Carefully place the dish in a preheated oven at 140°C (285°F, gas mark 4). Bake for 30 minutes, or until the custards are just set but still slightly wobbly in the center.

- Cool and refrigerate
Remove the ramekins from the water bath and let them cool to room temperature. Then, refrigerate for at least 4 hours — ideally overnight — to allow the custard to firm up and the caramel to liquefy. - Unmold and serve
To unmold, gently run a thin knife around the edge of each ramekin. Place a dessert plate on top and quickly flip the ramekin upside down. The custard should release easily, with a glossy layer of caramel flowing over the top.

Chef’s Tips & Tricks
- Be careful not to let the caramel get too dark — an overly cooked caramel can turn bitter and overpower the delicate custard.
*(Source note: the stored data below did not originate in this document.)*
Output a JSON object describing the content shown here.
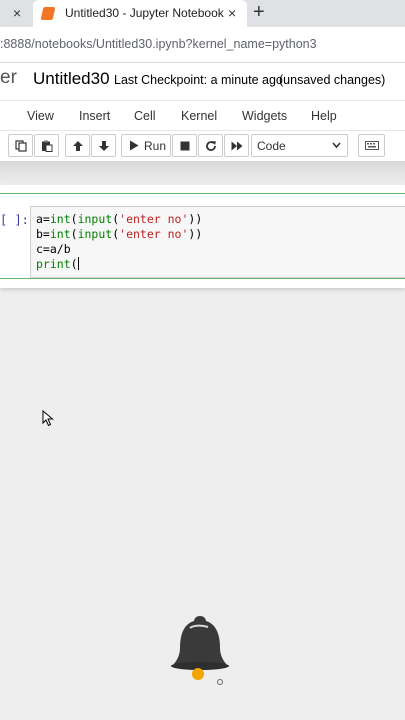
{
  "browser": {
    "prev_tab_close": "×",
    "active_tab_title": "Untitled30 - Jupyter Notebook",
    "active_tab_close": "×",
    "new_tab": "+",
    "url": ":8888/notebooks/Untitled30.ipynb?kernel_name=python3"
  },
  "header": {
    "logo_text": "er",
    "notebook_name": "Untitled30",
    "checkpoint": "Last Checkpoint: a minute ago",
    "unsaved": "(unsaved changes)"
  },
  "menubar": {
    "view": "View",
    "insert": "Insert",
    "cell": "Cell",
    "kernel": "Kernel",
    "widgets": "Widgets",
    "help": "Help"
  },
  "toolbar": {
    "run_label": "Run",
    "cell_type": "Code",
    "icons": [
      "copy-icon",
      "paste-icon",
      "move-up-icon",
      "move-down-icon",
      "run-icon",
      "stop-icon",
      "restart-icon",
      "fast-forward-icon",
      "keyboard-icon"
    ]
  },
  "cell": {
    "prompt": "[ ]:",
    "lines": [
      {
        "a": "a=",
        "b": "int",
        "c": "(",
        "d": "input",
        "e": "(",
        "f": "'enter no'",
        "g": "))"
      },
      {
        "a": "b=",
        "b": "int",
        "c": "(",
        "d": "input",
        "e": "(",
        "f": "'enter no'",
        "g": "))"
      },
      {
        "a": "c=a/b"
      },
      {
        "a": "print",
        "b": "("
      }
    ]
  },
  "colors": {
    "accent_green": "#66bb6a",
    "prompt_blue": "#303f9f",
    "keyword_green": "#008000",
    "string_red": "#ba2121",
    "jupyter_orange": "#f37626"
  }
}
Aim for a medium amber color for the perfect balance.
- For a subtle twist, you can infuse your custard with citrus zest such as orange, lemon, or even bergamot. It adds a fresh, aromatic note that complements the sweetness of the caramel beautifully.
Conclusion: Why Choose Crème au Caramel?
Why does a simple French custard continue to charm dessert lovers around the world?
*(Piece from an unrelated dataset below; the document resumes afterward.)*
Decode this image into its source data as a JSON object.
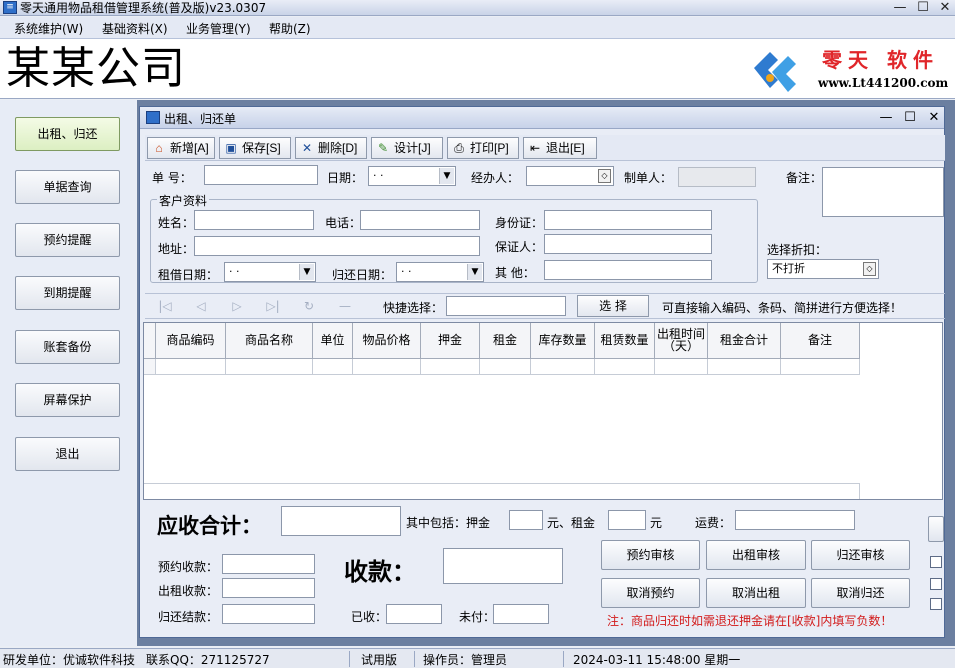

Because Crème au Caramel is the perfect balance of rustic comfort and refined elegance. It brings together contrasting textures — a silky, delicate cream and a thin veil of bittersweet caramel — in a dessert that’s as satisfying to eat as it is beautiful to present.
Is it difficult to make?
Not at all. With just a few careful steps and a little patience, this dessert becomes surprisingly approachable, even for beginners. The use of everyday ingredients, combined with a traditional French technique, makes it an ideal introduction to the world of classic pâtisserie.
Can it be prepared in advance?
Absolutely — in fact, it’s better that way. Crème au Caramel is best served chilled after a long rest in the refrigerator, allowing the caramel to gently melt and enhance the flavor of the custard. It’s the kind of dessert that actually rewards you for making it ahead.
What makes it unforgettable?
Its texture. Its simplicity. And that unmistakable caramel finish that adds just the right touch of complexity. Served after a light meal, as part of a dinner party, or simply as a personal indulgence, Crème au Caramel offers a moment of quiet luxury.
So, will you try it?
If you’re looking for a dessert that’s as timeless as it is satisfying, then yes — this one deserves a place in your kitchen. Master it once, and it will become one of your signature dishes.